27/02/2009 - 12h29
STJ mantém ação contra ex-presidente da Sabesp
Ex-presidente da Companhia de
Saneamento Básico do Estado de São Paulo (Sabesp), Raphael De Cunto Júnior vai
responder por suposto crime de improbidade administrativa cometido na década
de 1990. Por unanimidade, a Segunda Turma do Superior Tribunal de Justiça
reiterou que a ação de ressarcimento de danos ao erário é imprescritível e que
o Ministério Público tem legitimidade para ajuizar ação civil pública contra
ilícitos praticados em detrimento do erário.
A ação civil pública contra Rapahel De Cunto foi movida pelo Ministério
Público estadual (MP) em março de 2002, em razão de contrato de prestação de
serviços firmado sem licitação que vigorou de outubro de 1990 a janeiro de
1994. Segundo o MP, a contratação sem licitação foi lesiva ao interesse
público e causou danos de R$ 427 mil.
No recurso interposto junto ao STJ, a defesa alegou que o MP não tem
legitimidade para propor tal ação, já que a Sabesp pode exercer a tutela de
seus interesses em juízo. Sustentou, ainda, que a pretensão de ressarcimento
estaria prescrita pela passagem de mais de dez anos entre a assinatura do
contrato e o ajuizamento da ação.
Citando vários precedentes, doutrinas e autores, o relator da matéria,
ministro Humberto Martins, ressaltou, em seu voto, que o Ministério Público
possui legitimidade ativa para propor ação civil pública em defesa de qualquer
interesse difuso ou coletivo, inclusive visando ao ressarcimento de dano ao
erário por ato de improbidade administrativa. “Vedar-lhe a prerrogativa de
levar aos tribunais a defesa do interesse público é tolher a própria missão
constitucional do Ministério Público”, destacou o ministro.

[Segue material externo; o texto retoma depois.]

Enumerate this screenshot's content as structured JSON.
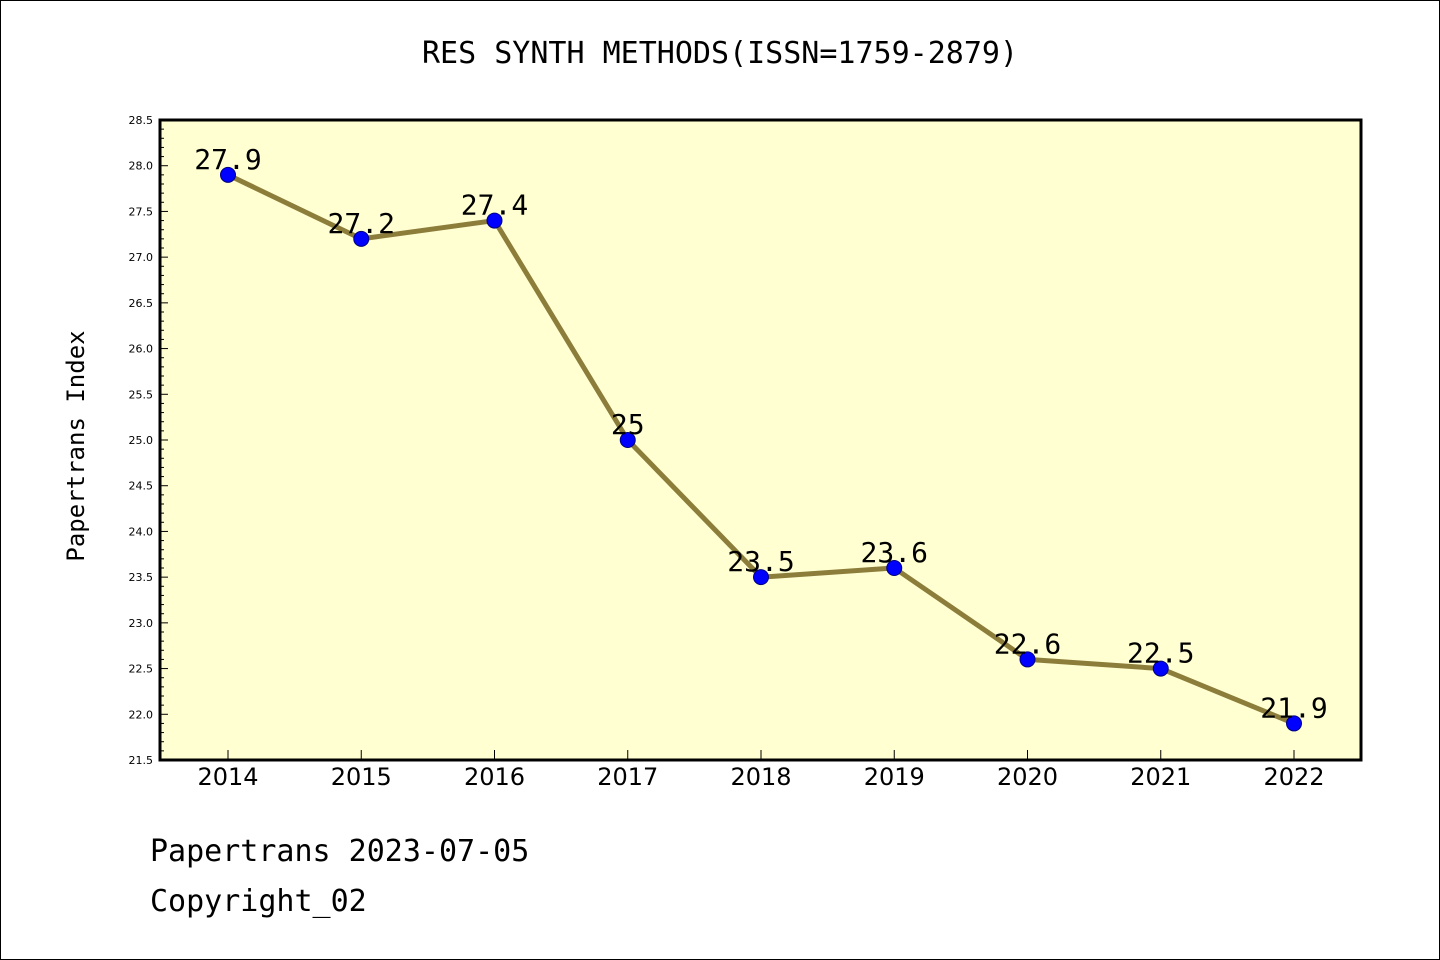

Segundo Humberto Martins, a legitimidade de qualquer órgão público na defesa
de seus interesses subjetivos não é contraditória com a respectiva legitimação
do Ministério Público, pois o sistema jurídico brasileiro prestigia a
ampliação dos sujeitos ativos no exercício da ação civil pública. Para ele,
esse rol de legitimados ativos pressupõe a existência de um bloco de atores
processuais no combate à corrupção, à improbidade e à negligência no trato da
coisa pública.
Quanto à alegada prescrição, o relator afirmou que a mera leitura do artigo
37, parágrafo 5º, da Constituição Federal deixa evidente que as pretensões de
reparação dos danos causados ao patrimônio ou ao interesse público são
imprescritíveis, já que o direito de obter ressarcimento contra atos lesivos
ao erário não se submete ao prazo de cinco anos previsto na Lei de Ação
Popular.
Assim, a Turma deu parcial provimento ao recurso apenas para afastar a multa
processual de caráter protelatório imposta pelo Tribunal de Justiça de São
Paulo, mantendo integralmente o acórdão quanto à legitimidade do Ministério
Público e à imprescritibilidade da pretensão.